Virginia Is For Lovers
Often a tagline becomes the logo. Both "Virginia Is for Lovers" and "I Love New York" were designed as the brand identity for their state tourism marketing programs. Not all logos are scientifically or methodically developed. Sometimes they start as an ad campaign and become so popular that they last decades. Take the "Virginia Is for Lovers" logo and its original advertising campaign. What became a brand identity for state tourism developed during a lengthy lunch by some very creative and knowledgeable people from a small advertising agency in Richmond, Virginia. George Woltz and other staff of Martin & Woltz, (predecessor of The Martin Agency) were discussing Virginia's diversity of leisure activities and geography. They knew that Virginia needed to attract more young visitors and families without turning off its older tourists. "Because we knew that Virginia has something for everybody, our goal was to cover that," recalls Libby Meggs, who was the agency's 26-year-old art director at the time. "We would say 'Virginia is for history lovers' or 'Virginia is for beach lovers.' [Creative director] Woltz suggested dropping the modifier. I pushed for the red heart [to replace the "o" in love]," she adds. "It was 1969. People were kind of hippy. They wanted to 'make love, not war.' Eric Segal's novel Love Story was popular. Love was in the air. It was just the right time for this to click," Meggs adds. She remembers putting that slogan on buttons and T-shirts at a time when marketing through merchandising was a novel idea. (The Virginia Tourism Commission recently asked its advertising agency, Work Inc., to conduct market research to determine the current equity in Virginia Is for Lovers as brand identity and its future role.)

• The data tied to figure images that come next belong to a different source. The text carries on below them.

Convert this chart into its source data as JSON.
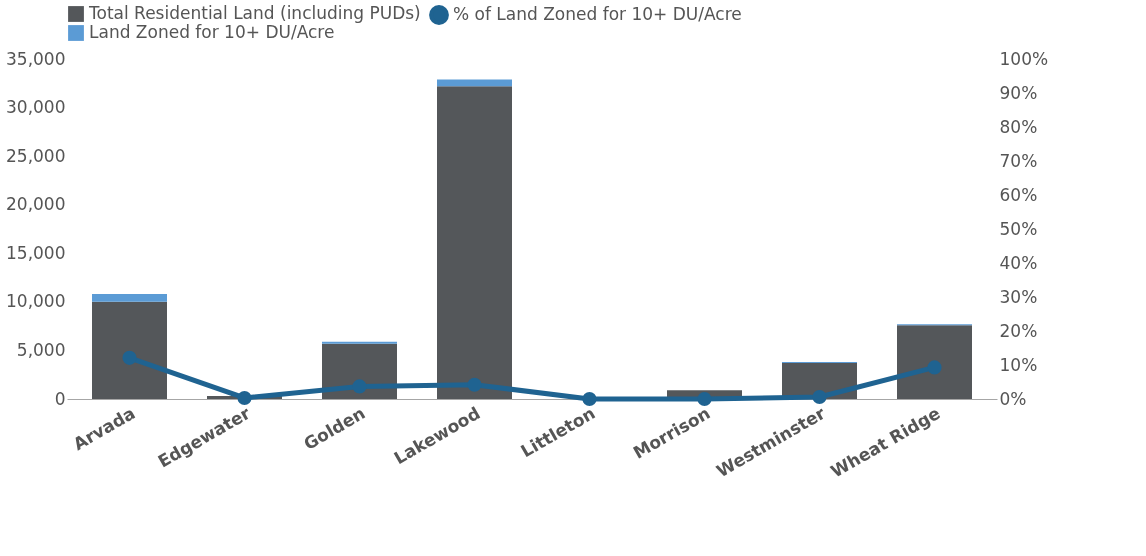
{
  "chart_data": {
    "type": "bar",
    "stacked": true,
    "legend": "top",
    "grid": false,
    "marker": "circle",
    "line_style": "solid",
    "categories": [
      "Arvada",
      "Edgewater",
      "Golden",
      "Lakewood",
      "Littleton",
      "Morrison",
      "Westminster",
      "Wheat Ridge"
    ],
    "series": [
      {
        "name": "Total Residential Land (including PUDs)",
        "color": "#54575a",
        "values": [
          10000,
          300,
          5700,
          32200,
          0,
          900,
          3700,
          7600
        ]
      },
      {
        "name": "Land Zoned for 10+ DU/Acre",
        "color": "#5b9bd5",
        "values": [
          800,
          null,
          200,
          700,
          0,
          0,
          100,
          100
        ]
      },
      {
        "name": "% of Land Zoned for 10+ DU/Acre",
        "type": "line",
        "axis": "y2",
        "color": "#1f6391",
        "values": [
          12.1,
          0.3,
          3.7,
          4.2,
          0,
          0,
          0.6,
          9.3
        ]
      }
    ],
    "ylim": [
      0,
      35000
    ],
    "yticks": [
      0,
      {
        "value": 5000,
        "label": "5,000"
      },
      {
        "value": 10000,
        "label": "10,000"
      },
      {
        "value": 15000,
        "label": "15,000"
      },
      {
        "value": 20000,
        "label": "20,000"
      },
      {
        "value": 25000,
        "label": "25,000"
      },
      {
        "value": 30000,
        "label": "30,000"
      },
      {
        "value": 35000,
        "label": "35,000"
      }
    ],
    "y2lim": [
      0,
      100
    ],
    "y2ticks": [
      {
        "value": 0,
        "label": "0%"
      },
      {
        "value": 10,
        "label": "10%"
      },
      {
        "value": 20,
        "label": "20%"
      },
      {
        "value": 30,
        "label": "30%"
      },
      {
        "value": 40,
        "label": "40%"
      },
      {
        "value": 50,
        "label": "50%"
      },
      {
        "value": 60,
        "label": "60%"
      },
      {
        "value": 70,
        "label": "70%"
      },
      {
        "value": 80,
        "label": "80%"
      },
      {
        "value": 90,
        "label": "90%"
      },
      {
        "value": 100,
        "label": "100%"
      }
    ]
  }
}
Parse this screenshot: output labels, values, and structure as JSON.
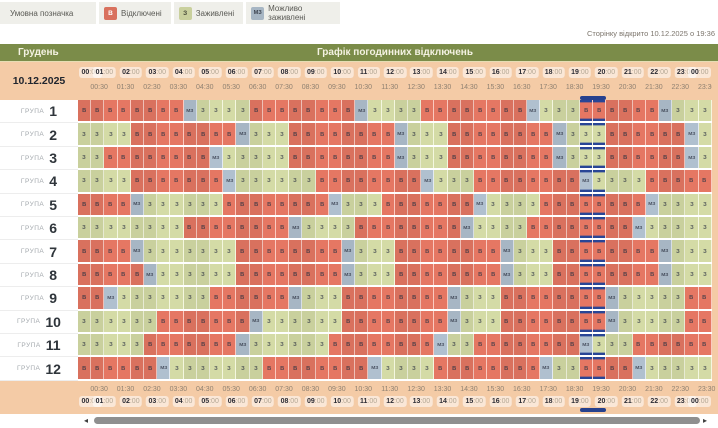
{
  "legend": {
    "title": "Умовна позначка",
    "items": [
      {
        "code": "В",
        "label": "Відключені",
        "color": "#d9715e"
      },
      {
        "code": "З",
        "label": "Заживлені",
        "color": "#c9d09d"
      },
      {
        "code": "МЗ",
        "label": "Можливо заживлені",
        "color": "#a7b6c4"
      }
    ]
  },
  "page_opened_note": "Сторінку відкрито 10.12.2025 о 19:36",
  "title_bar": {
    "month": "Грудень",
    "title": "Графік погодинних відключень"
  },
  "date": "10.12.2025",
  "time_axis": {
    "hours": [
      "00:00",
      "01:00",
      "02:00",
      "03:00",
      "04:00",
      "05:00",
      "06:00",
      "07:00",
      "08:00",
      "09:00",
      "10:00",
      "11:00",
      "12:00",
      "13:00",
      "14:00",
      "15:00",
      "16:00",
      "17:00",
      "18:00",
      "19:00",
      "20:00",
      "21:00",
      "22:00",
      "23:00",
      "00:00"
    ],
    "half_hours": [
      "00:30",
      "01:30",
      "02:30",
      "03:30",
      "04:30",
      "05:30",
      "06:30",
      "07:30",
      "08:30",
      "09:30",
      "10:30",
      "11:30",
      "12:30",
      "13:30",
      "14:30",
      "15:30",
      "16:30",
      "17:30",
      "18:30",
      "19:30",
      "20:30",
      "21:30",
      "22:30",
      "23:30"
    ]
  },
  "current_time": {
    "marker_cols": [
      38,
      39
    ],
    "marker_span": "19:00-20:00",
    "marker_color": "#26418e"
  },
  "group_label_prefix": "ГРУПА",
  "status_colors": {
    "В": "#d9715e",
    "З": "#c9d09d",
    "МЗ": "#a7b6c4"
  },
  "groups": [
    {
      "number": "1",
      "cells": [
        "В",
        "В",
        "В",
        "В",
        "В",
        "В",
        "В",
        "В",
        "МЗ",
        "З",
        "З",
        "З",
        "З",
        "В",
        "В",
        "В",
        "В",
        "В",
        "В",
        "В",
        "В",
        "МЗ",
        "З",
        "З",
        "З",
        "З",
        "В",
        "В",
        "В",
        "В",
        "В",
        "В",
        "В",
        "В",
        "МЗ",
        "З",
        "З",
        "З",
        "В",
        "В",
        "В",
        "В",
        "В",
        "В",
        "МЗ",
        "З",
        "З",
        "З"
      ]
    },
    {
      "number": "2",
      "cells": [
        "З",
        "З",
        "З",
        "З",
        "В",
        "В",
        "В",
        "В",
        "В",
        "В",
        "В",
        "В",
        "МЗ",
        "З",
        "З",
        "З",
        "В",
        "В",
        "В",
        "В",
        "В",
        "В",
        "В",
        "В",
        "МЗ",
        "З",
        "З",
        "З",
        "В",
        "В",
        "В",
        "В",
        "В",
        "В",
        "В",
        "В",
        "МЗ",
        "З",
        "З",
        "З",
        "В",
        "В",
        "В",
        "В",
        "В",
        "В",
        "МЗ",
        "З"
      ]
    },
    {
      "number": "3",
      "cells": [
        "З",
        "З",
        "В",
        "В",
        "В",
        "В",
        "В",
        "В",
        "В",
        "В",
        "МЗ",
        "З",
        "З",
        "З",
        "З",
        "З",
        "В",
        "В",
        "В",
        "В",
        "В",
        "В",
        "В",
        "В",
        "МЗ",
        "З",
        "З",
        "З",
        "В",
        "В",
        "В",
        "В",
        "В",
        "В",
        "В",
        "В",
        "МЗ",
        "З",
        "З",
        "З",
        "В",
        "В",
        "В",
        "В",
        "В",
        "В",
        "МЗ",
        "З"
      ]
    },
    {
      "number": "4",
      "cells": [
        "З",
        "З",
        "З",
        "З",
        "В",
        "В",
        "В",
        "В",
        "В",
        "В",
        "В",
        "МЗ",
        "З",
        "З",
        "З",
        "З",
        "З",
        "З",
        "В",
        "В",
        "В",
        "В",
        "В",
        "В",
        "В",
        "В",
        "МЗ",
        "З",
        "З",
        "З",
        "В",
        "В",
        "В",
        "В",
        "В",
        "В",
        "В",
        "В",
        "МЗ",
        "З",
        "З",
        "З",
        "З",
        "В",
        "В",
        "В",
        "В",
        "В"
      ]
    },
    {
      "number": "5",
      "cells": [
        "В",
        "В",
        "В",
        "В",
        "МЗ",
        "З",
        "З",
        "З",
        "З",
        "З",
        "З",
        "В",
        "В",
        "В",
        "В",
        "В",
        "В",
        "В",
        "В",
        "МЗ",
        "З",
        "З",
        "З",
        "В",
        "В",
        "В",
        "В",
        "В",
        "В",
        "В",
        "МЗ",
        "З",
        "З",
        "З",
        "З",
        "В",
        "В",
        "В",
        "В",
        "В",
        "В",
        "В",
        "В",
        "МЗ",
        "З",
        "З",
        "З",
        "З"
      ]
    },
    {
      "number": "6",
      "cells": [
        "З",
        "З",
        "З",
        "З",
        "З",
        "З",
        "З",
        "З",
        "В",
        "В",
        "В",
        "В",
        "В",
        "В",
        "В",
        "В",
        "МЗ",
        "З",
        "З",
        "З",
        "З",
        "В",
        "В",
        "В",
        "В",
        "В",
        "В",
        "В",
        "В",
        "МЗ",
        "З",
        "З",
        "З",
        "З",
        "В",
        "В",
        "В",
        "В",
        "В",
        "В",
        "В",
        "В",
        "МЗ",
        "З",
        "З",
        "З",
        "З",
        "З"
      ]
    },
    {
      "number": "7",
      "cells": [
        "В",
        "В",
        "В",
        "В",
        "МЗ",
        "З",
        "З",
        "З",
        "З",
        "З",
        "З",
        "З",
        "В",
        "В",
        "В",
        "В",
        "В",
        "В",
        "В",
        "В",
        "МЗ",
        "З",
        "З",
        "З",
        "В",
        "В",
        "В",
        "В",
        "В",
        "В",
        "В",
        "В",
        "МЗ",
        "З",
        "З",
        "З",
        "В",
        "В",
        "В",
        "В",
        "В",
        "В",
        "В",
        "В",
        "МЗ",
        "З",
        "З",
        "З"
      ]
    },
    {
      "number": "8",
      "cells": [
        "В",
        "В",
        "В",
        "В",
        "В",
        "МЗ",
        "З",
        "З",
        "З",
        "З",
        "З",
        "З",
        "В",
        "В",
        "В",
        "В",
        "В",
        "В",
        "В",
        "В",
        "МЗ",
        "З",
        "З",
        "З",
        "В",
        "В",
        "В",
        "В",
        "В",
        "В",
        "В",
        "В",
        "МЗ",
        "З",
        "З",
        "З",
        "В",
        "В",
        "В",
        "В",
        "В",
        "В",
        "В",
        "В",
        "МЗ",
        "З",
        "З",
        "З"
      ]
    },
    {
      "number": "9",
      "cells": [
        "В",
        "В",
        "МЗ",
        "З",
        "З",
        "З",
        "З",
        "З",
        "З",
        "З",
        "В",
        "В",
        "В",
        "В",
        "В",
        "В",
        "МЗ",
        "З",
        "З",
        "З",
        "В",
        "В",
        "В",
        "В",
        "В",
        "В",
        "В",
        "В",
        "МЗ",
        "З",
        "З",
        "З",
        "В",
        "В",
        "В",
        "В",
        "В",
        "В",
        "В",
        "В",
        "МЗ",
        "З",
        "З",
        "З",
        "З",
        "З",
        "В",
        "В"
      ]
    },
    {
      "number": "10",
      "cells": [
        "З",
        "З",
        "З",
        "З",
        "З",
        "З",
        "В",
        "В",
        "В",
        "В",
        "В",
        "В",
        "В",
        "МЗ",
        "З",
        "З",
        "З",
        "З",
        "З",
        "З",
        "В",
        "В",
        "В",
        "В",
        "В",
        "В",
        "В",
        "В",
        "МЗ",
        "З",
        "З",
        "З",
        "В",
        "В",
        "В",
        "В",
        "В",
        "В",
        "В",
        "В",
        "МЗ",
        "З",
        "З",
        "З",
        "З",
        "З",
        "В",
        "В"
      ]
    },
    {
      "number": "11",
      "cells": [
        "З",
        "З",
        "З",
        "З",
        "З",
        "В",
        "В",
        "В",
        "В",
        "В",
        "В",
        "В",
        "МЗ",
        "З",
        "З",
        "З",
        "З",
        "З",
        "З",
        "В",
        "В",
        "В",
        "В",
        "В",
        "В",
        "В",
        "В",
        "МЗ",
        "З",
        "З",
        "В",
        "В",
        "В",
        "В",
        "В",
        "В",
        "В",
        "В",
        "МЗ",
        "З",
        "З",
        "З",
        "В",
        "В",
        "В",
        "В",
        "В",
        "В"
      ]
    },
    {
      "number": "12",
      "cells": [
        "В",
        "В",
        "В",
        "В",
        "В",
        "В",
        "МЗ",
        "З",
        "З",
        "З",
        "З",
        "З",
        "З",
        "З",
        "В",
        "В",
        "В",
        "В",
        "В",
        "В",
        "В",
        "В",
        "МЗ",
        "З",
        "З",
        "З",
        "З",
        "В",
        "В",
        "В",
        "В",
        "В",
        "В",
        "В",
        "В",
        "МЗ",
        "З",
        "З",
        "В",
        "В",
        "В",
        "В",
        "МЗ",
        "З",
        "З",
        "З",
        "З",
        "З"
      ]
    }
  ],
  "scrollbar": {
    "left_arrow": "◂",
    "right_arrow": "▸"
  }
}
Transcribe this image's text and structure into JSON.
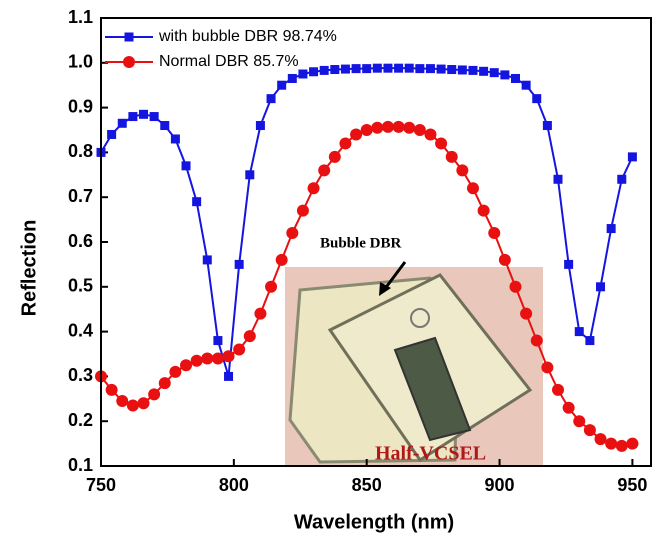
{
  "chart_data": {
    "type": "line",
    "x_label": "Wavelength (nm)",
    "y_label": "Reflection",
    "x": [
      750,
      754,
      758,
      762,
      766,
      770,
      774,
      778,
      782,
      786,
      790,
      794,
      798,
      802,
      806,
      810,
      814,
      818,
      822,
      826,
      830,
      834,
      838,
      842,
      846,
      850,
      854,
      858,
      862,
      866,
      870,
      874,
      878,
      882,
      886,
      890,
      894,
      898,
      902,
      906,
      910,
      914,
      918,
      922,
      926,
      930,
      934,
      938,
      942,
      946,
      950
    ],
    "series": [
      {
        "name": "with bubble DBR 98.74%",
        "color": "#1515e0",
        "marker": "square",
        "values": [
          0.8,
          0.84,
          0.865,
          0.88,
          0.885,
          0.88,
          0.86,
          0.83,
          0.77,
          0.69,
          0.56,
          0.38,
          0.3,
          0.55,
          0.75,
          0.86,
          0.92,
          0.95,
          0.965,
          0.975,
          0.98,
          0.983,
          0.985,
          0.986,
          0.987,
          0.987,
          0.988,
          0.988,
          0.988,
          0.988,
          0.987,
          0.987,
          0.986,
          0.985,
          0.984,
          0.983,
          0.981,
          0.978,
          0.973,
          0.965,
          0.95,
          0.92,
          0.86,
          0.74,
          0.55,
          0.4,
          0.38,
          0.5,
          0.63,
          0.74,
          0.79
        ]
      },
      {
        "name": "Normal DBR 85.7%",
        "color": "#e81010",
        "marker": "circle",
        "values": [
          0.3,
          0.27,
          0.245,
          0.235,
          0.24,
          0.26,
          0.285,
          0.31,
          0.325,
          0.335,
          0.34,
          0.34,
          0.345,
          0.36,
          0.39,
          0.44,
          0.5,
          0.56,
          0.62,
          0.67,
          0.72,
          0.76,
          0.79,
          0.82,
          0.84,
          0.85,
          0.855,
          0.857,
          0.857,
          0.855,
          0.85,
          0.84,
          0.82,
          0.79,
          0.76,
          0.72,
          0.67,
          0.62,
          0.56,
          0.5,
          0.44,
          0.38,
          0.32,
          0.27,
          0.23,
          0.2,
          0.18,
          0.16,
          0.15,
          0.145,
          0.15
        ]
      }
    ],
    "xlim": [
      750,
      957
    ],
    "xticks": [
      750,
      800,
      850,
      900,
      950
    ],
    "ylim": [
      0.1,
      1.1
    ],
    "yticks": [
      0.1,
      0.2,
      0.3,
      0.4,
      0.5,
      0.6,
      0.7,
      0.8,
      0.9,
      {
        "value": 1.0,
        "label": "1.0"
      },
      1.1
    ],
    "legend": "upper left",
    "annotations": [
      "Bubble DBR",
      "Half-VCSEL"
    ]
  }
}
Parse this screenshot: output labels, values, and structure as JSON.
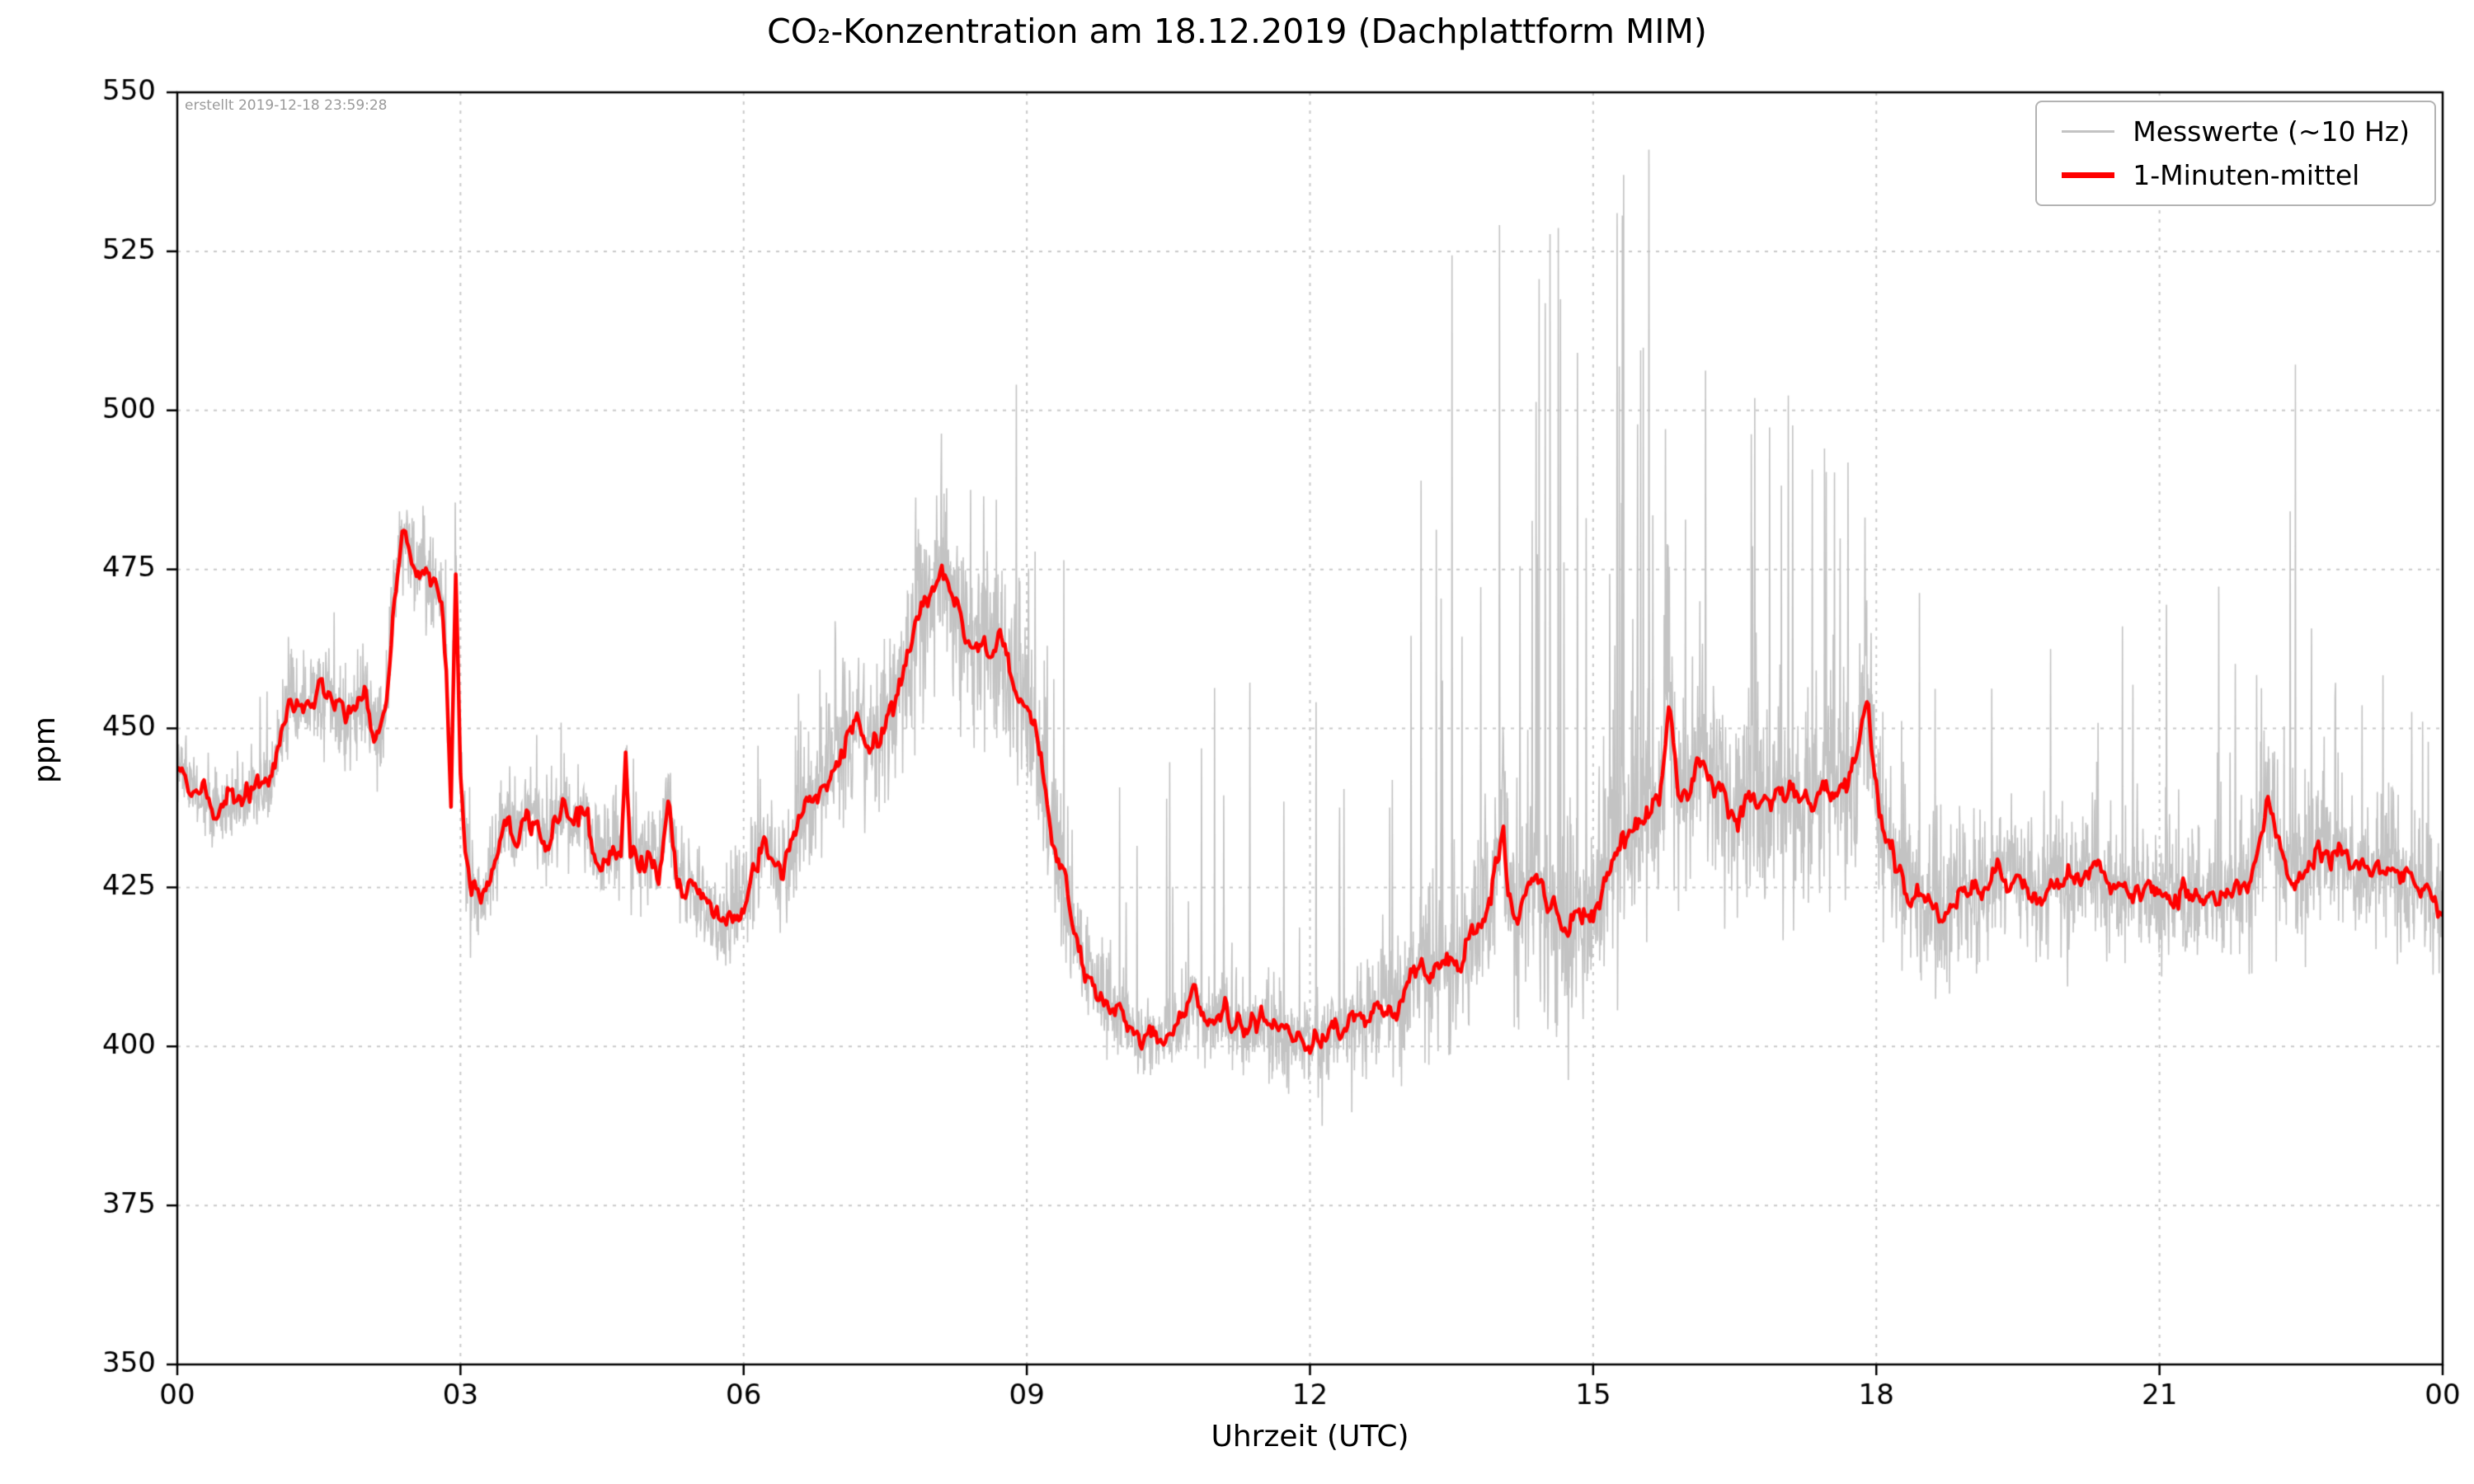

By 1977, the love theme had permeated to New York State when the $4 million "I Love New York" ad campaign was unveiled to boost the state's failing economy through tourism. The logo had been designed by New York graphic designer Milton Glaser and a musical jingle composed by Steve Karman. In 1978, the budget for its ad campaign was increased to $10 million and supported until the 1990s when it was sharply cut. Recently state funding for the campaign was restored, which is matched by local and regional funds. Last year, a group of international judges rated The "I Love New York" logo number 24 among 50 of the world's top logos ever. The rating was commissioned by the London Financial Times and the R.O.B. (Report on Business) magazine. The real test for any brand mark, however, is how well it works in the real world by building brand awareness, and increasing the bottomline.